Flamefire · 2020-10-15T13:11:05Z

I had this code in my build of this ROM a while ago and removed it again. I don't see what exactly it changes, i.e. no benefits in real use cases. I also see missing range checks which make me feel uncomfortable given that this is kernel code.

To be clear: I can confirm that the log output is rooting_status 1 (obviously as this is forced in there).

But integrity checks, bootloader lock state (during power on) etc are still failing and e.g. Magisk Hide is still required.

Can you provide an example how this actually benefits anything? Like something that works now which did not work before.

linckandrea · 2020-10-15T13:27:05Z

I had this code in my build of this ROM a while ago and removed it again. I don't see what exactly it changes, i.e. no benefits in real use cases. I also see missing range checks which make me feel uncomfortable given that this is kernel code.

To be clear: I can confirm that the log output is rooting_status 1 (obviously as this is forced in there).

But integrity checks, bootloader lock state (during power on) etc are still failing and e.g. Magisk Hide is still required.

Can you provide an example how this actually benefits anything? Like something that works now which did not work before.

"I don't see what exactly it changes"

"This patch forces bootloader unlock status returned from trust
zone in sony proprietary api to be always as "locked"."
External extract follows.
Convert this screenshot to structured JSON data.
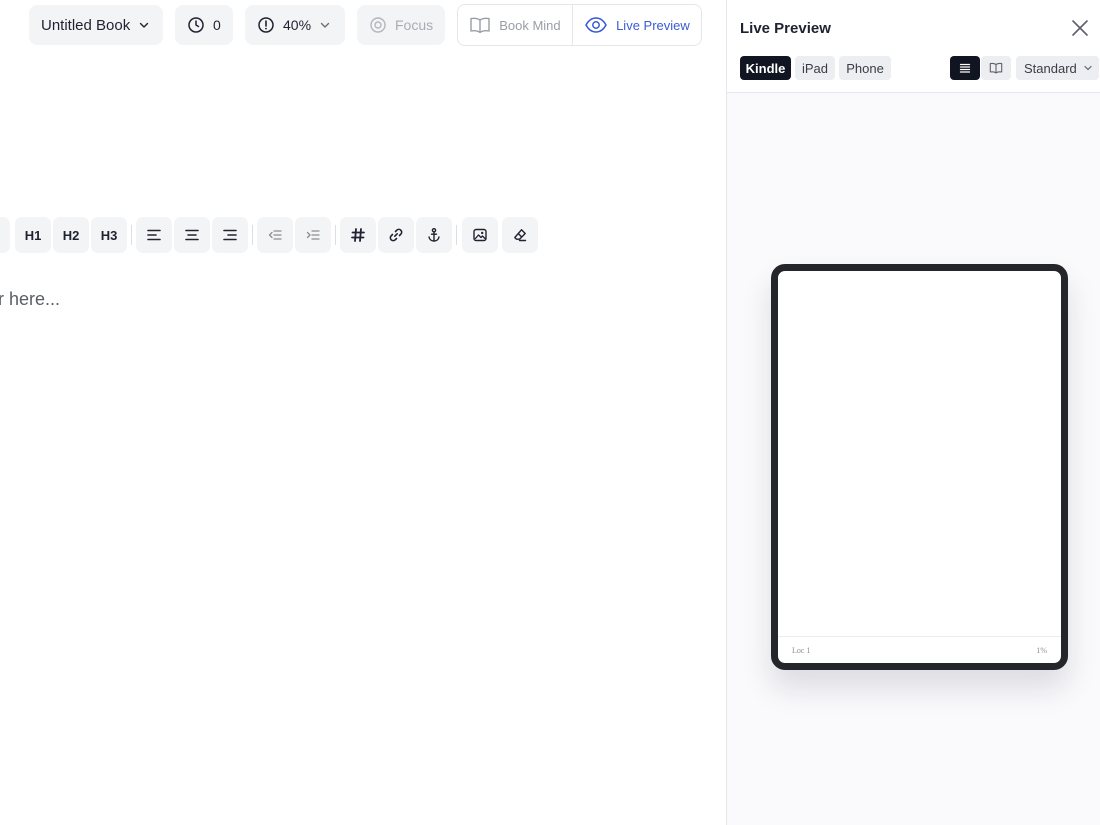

"It does not fix kernel command line args that are set by verified
bootloader with unlock related options and thus does not interfere
with other android default verified boot policy."
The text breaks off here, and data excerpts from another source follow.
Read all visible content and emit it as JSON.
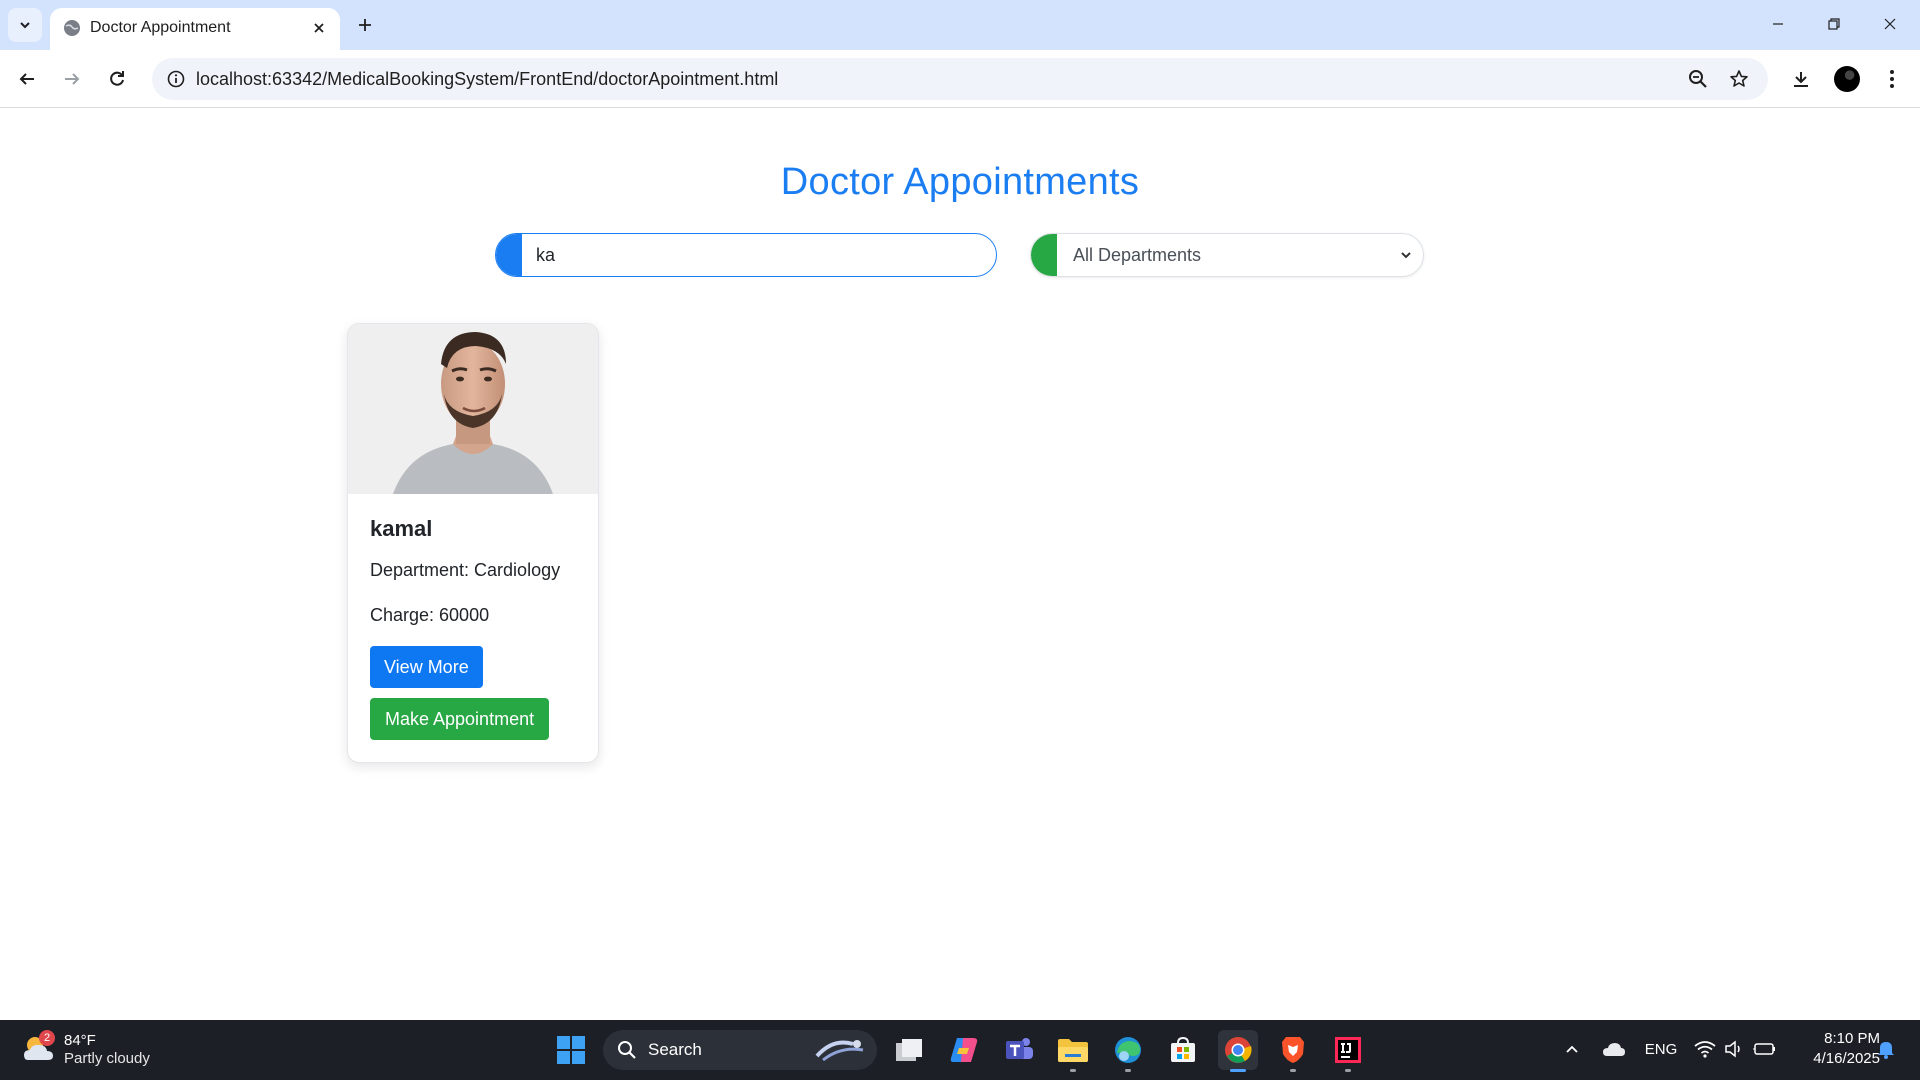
{
  "browser": {
    "tab_title": "Doctor Appointment",
    "url": "localhost:63342/MedicalBookingSystem/FrontEnd/doctorApointment.html"
  },
  "page": {
    "title": "Doctor Appointments",
    "search": {
      "value": "ka",
      "placeholder": ""
    },
    "department_filter": {
      "selected": "All Departments"
    }
  },
  "doctors": [
    {
      "name": "kamal",
      "department_line": "Department: Cardiology",
      "charge_line": "Charge: 60000",
      "view_more_label": "View More",
      "make_appointment_label": "Make Appointment"
    }
  ],
  "colors": {
    "accent_blue": "#1a7ef2",
    "accent_green": "#28a745"
  },
  "taskbar": {
    "weather": {
      "temp": "84°F",
      "desc": "Partly cloudy",
      "badge": "2"
    },
    "search_label": "Search",
    "language": "ENG",
    "time": "8:10 PM",
    "date": "4/16/2025"
  }
}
j4nn · 2020-10-15T19:10:02Z

@Flamefire could you please be more specific about the missing range checks?
As far as I can see the qsee command structure is normally validated within __validate_send_cmd_inputs(), so that ensures request and response buffers are within the "shared buffer" including req and resp lengths.
Basically we are peeking within that shared buffer and changing a byte only in case of a specific request together with magic string in the response.

Concerning benefits - you can see examples in the stock rom. With this patch you can get video enhancements and wifi display working, without the patch both do not work even when having TA-locked restored.
It may be less useful with lineage os unless someone installs specific sony apps, but on the other hand, there are lot of sony proprietary blobs included within lineage os build, so it may actually have some influence as it even can be seen from the log, when the locked state is checked.

So why not to have it if someone has the drm key restored?
Without this, the restored key is provably not used in some sony apps, disabling drm features not caring about presence of the key.

Also as mentioned in the commit log, the qsee api which returns the bl lock status returns also decrypted device key.
Possibly sony proprietary/drm related blobs can check the lock status and use the decrypted device key only in case the status is still locked.

The decrypted device key returned at offset 0x20 is calculated from the last 16 bytes of hwconfig ta unit (0x7d3) xored by the 16 bytes from 66667 ta unit (the device key part which get's erased with bl unlock).

This way proprietary blobs can work with the decrypted device key without trying to read it directly from TA, making reverse engineering / finding where the key is used possibly more difficult than just checking which binary links to libmiscta.so.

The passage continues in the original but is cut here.